Title I Students Assisted By Federal Aid, New Study Reports

Students receiving federal aid are improving in math and reading, according to a new study from the Center on Education Policy.

The new report, “State Test Score Trends Through 2008-09, Part 4: Is Achievement Improving and Are Gaps Narrowing for Title I Students,” compared current trends with those reported in 2002. Examining test data of Title I students in 19 different states, there are indications that at the 4th and 8th grade, and into high school, the gap between the average test scores of students receiving aid and those not covered narrowed more often then they widened.

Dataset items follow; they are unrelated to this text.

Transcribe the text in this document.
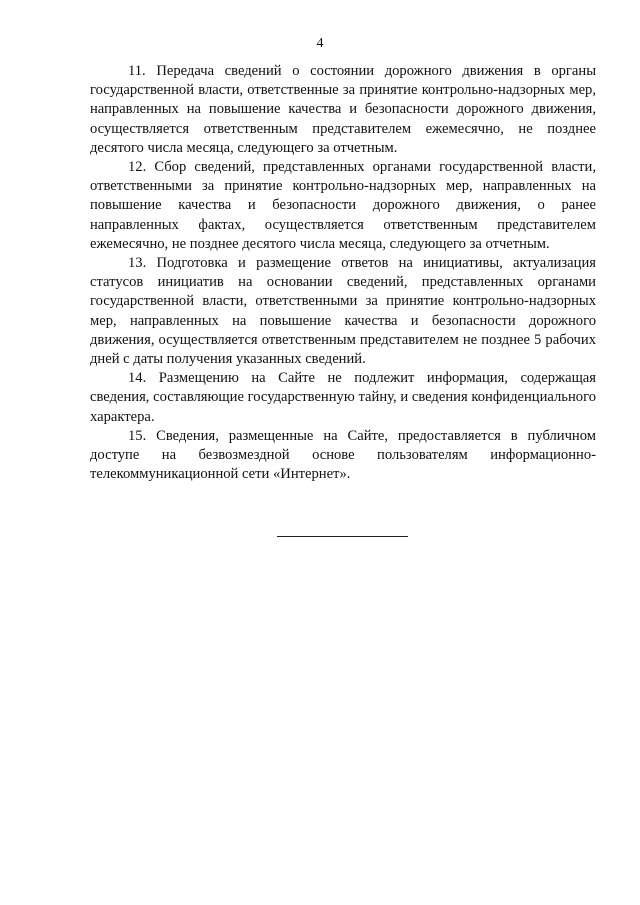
4

11. Передача сведений о состоянии дорожного движения в органы государственной власти, ответственные за принятие контрольно-надзорных мер, направленных на повышение качества и безопасности дорожного движения, осуществляется ответственным представителем ежемесячно, не позднее десятого числа месяца, следующего за отчетным.

12. Сбор сведений, представленных органами государственной власти, ответственными за принятие контрольно-надзорных мер, направленных на повышение качества и безопасности дорожного движения, о ранее направленных фактах, осуществляется ответственным представителем ежемесячно, не позднее десятого числа месяца, следующего за отчетным.

13. Подготовка и размещение ответов на инициативы, актуализация статусов инициатив на основании сведений, представленных органами государственной власти, ответственными за принятие контрольно-надзорных мер, направленных на повышение качества и безопасности дорожного движения, осуществляется ответственным представителем не позднее 5 рабочих дней с даты получения указанных сведений.

14. Размещению на Сайте не подлежит информация, содержащая сведения, составляющие государственную тайну, и сведения конфиденциального характера.

15. Сведения, размещенные на Сайте, предоставляется в публичном доступе на безвозмездной основе пользователям информационно-телекоммуникационной сети «Интернет».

The participating states were Arizona, California, Colorado, Delaware, Idaho, Kansas, Kentucky, Maine, Maryland, Massachusetts, Missouri, New Hampshire, North Carolina, Pennsylvania, Rhode Island, Tennessee, Texas, Utah and Washington.

The CEP reports that gaps between the two groups of students at the 4th grade reading level narrowed in 47 percent of the states surveyed, but widened in 40 percent while showing no change in the remainder. For 4th grade math, gaps narrowed in 44 percent of states and widened in 31 percent.

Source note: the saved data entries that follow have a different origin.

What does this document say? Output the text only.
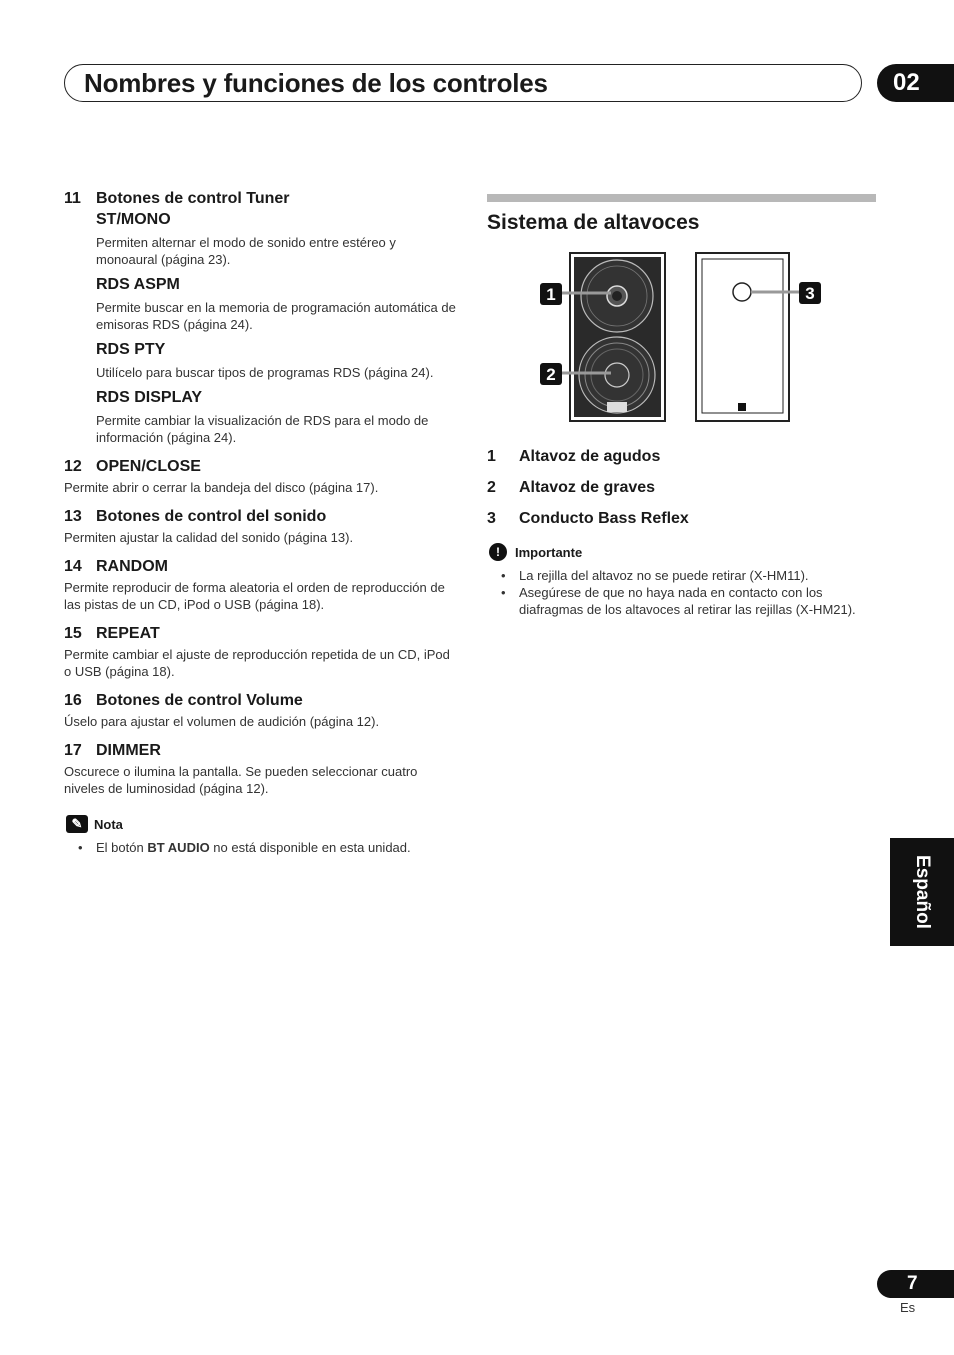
Nombres y funciones de los controles	02
11 Botones de control Tuner
ST/MONO
Permiten alternar el modo de sonido entre estéreo y monoaural (página 23).
RDS ASPM
Permite buscar en la memoria de programación automática de emisoras RDS (página 24).
RDS PTY
Utilícelo para buscar tipos de programas RDS (página 24).
RDS DISPLAY
Permite cambiar la visualización de RDS para el modo de información (página 24).
12 OPEN/CLOSE
Permite abrir o cerrar la bandeja del disco (página 17).
13 Botones de control del sonido
Permiten ajustar la calidad del sonido (página 13).
14 RANDOM
Permite reproducir de forma aleatoria el orden de reproducción de las pistas de un CD, iPod o USB (página 18).
15 REPEAT
Permite cambiar el ajuste de reproducción repetida de un CD, iPod o USB (página 18).
16 Botones de control Volume
Úselo para ajustar el volumen de audición (página 12).
17 DIMMER
Oscurece o ilumina la pantalla. Se pueden seleccionar cuatro niveles de luminosidad (página 12).
✎ Nota
• El botón BT AUDIO no está disponible en esta unidad.
Sistema de altavoces
1
2
3
1	Altavoz de agudos
2	Altavoz de graves
3	Conducto Bass Reflex
!	Importante
• La rejilla del altavoz no se puede retirar (X-HM11).
• Asegúrese de que no haya nada en contacto con los diafragmas de los altavoces al retirar las rejillas (X-HM21).
Español
7
Es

According toa CEP statement:


“Students participating in Title I are by definition among the lowest achieving or attend a very poor school, so rising test scores and narrowing gaps suggest progress is being made toward the program’s goals,” said Nancy Kober, a CEP consultant and co-author of the study. “This is encouraging news at the right time, with Congress working on reauthorizing Title I.”

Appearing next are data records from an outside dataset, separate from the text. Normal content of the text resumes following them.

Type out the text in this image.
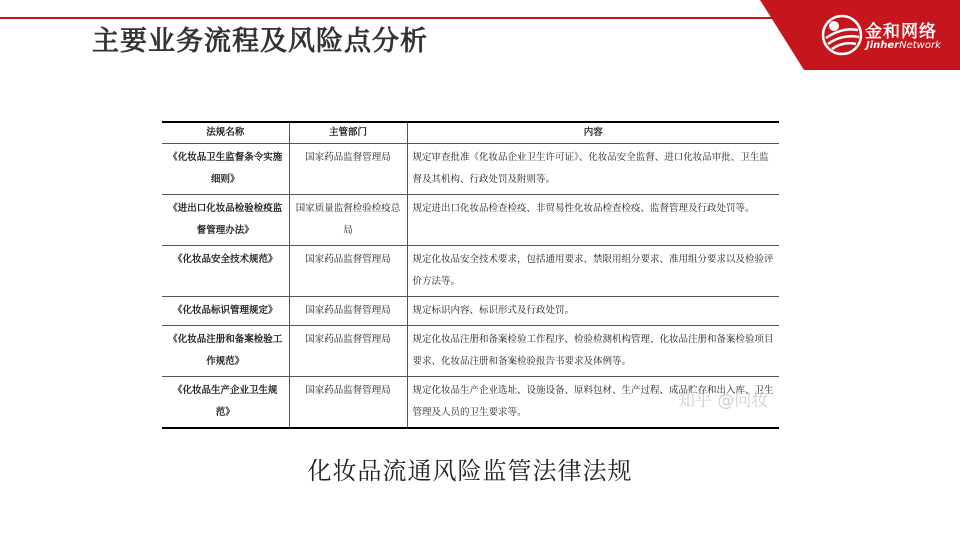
主要业务流程及风险点分析	金和网络
JinherNetwork
法规名称	主管部门	内容
《化妆品卫生监督条令实施细则》	国家药品监督管理局	规定审查批准《化妆品企业卫生许可证》、化妆品安全监督、进口化妆品审批、卫生监督及其机构、行政处罚及附则等。
《进出口化妆品检验检疫监督管理办法》	国家质量监督检验检疫总局	规定进出口化妆品检查检疫、非贸易性化妆品检查检疫、监督管理及行政处罚等。
《化妆品安全技术规范》	国家药品监督管理局	规定化妆品安全技术要求，包括通用要求、禁限用组分要求、准用组分要求以及检验评价方法等。
《化妆品标识管理规定》	国家药品监督管理局	规定标识内容、标识形式及行政处罚。
《化妆品注册和备案检验工作规范》	国家药品监督管理局	规定化妆品注册和备案检验工作程序、检验检测机构管理、化妆品注册和备案检验项目要求、化妆品注册和备案检验报告书要求及体例等。
《化妆品生产企业卫生规范》	国家药品监督管理局	规定化妆品生产企业选址、设施设备、原料包材、生产过程、成品贮存和出入库、卫生管理及人员的卫生要求等。
知乎 @问妆
化妆品流通风险监管法律法规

Title I, established under the Johnson administration as part of the 1965 Elementary and Secondary Education Act, provides federal funding for school lunches, supplies and other expenses for low performing students at poor schools or all students in schools serving high poverty rates.


According to federal Education Department estimates presented at the National Title I Association meeting in Washington last week, the number of schools providing services via Title I rose by more than 5,000, to 56,625, from 2005 to 2010, and the number of students participating in the program jumped by more than 3.4 million, to 21.25 million, during the same time. Nonwhite Hispanic students now make up the largest proportion of Title I students, nearly 36 percent, and English-language learners now account for 15.6 percent of all students in the program.

The same article reports that Title I provided $14.4 billion in grants to school districts in 2011, not counting an additional $10 billion in stimulus funding allotted between 2009 and 2011.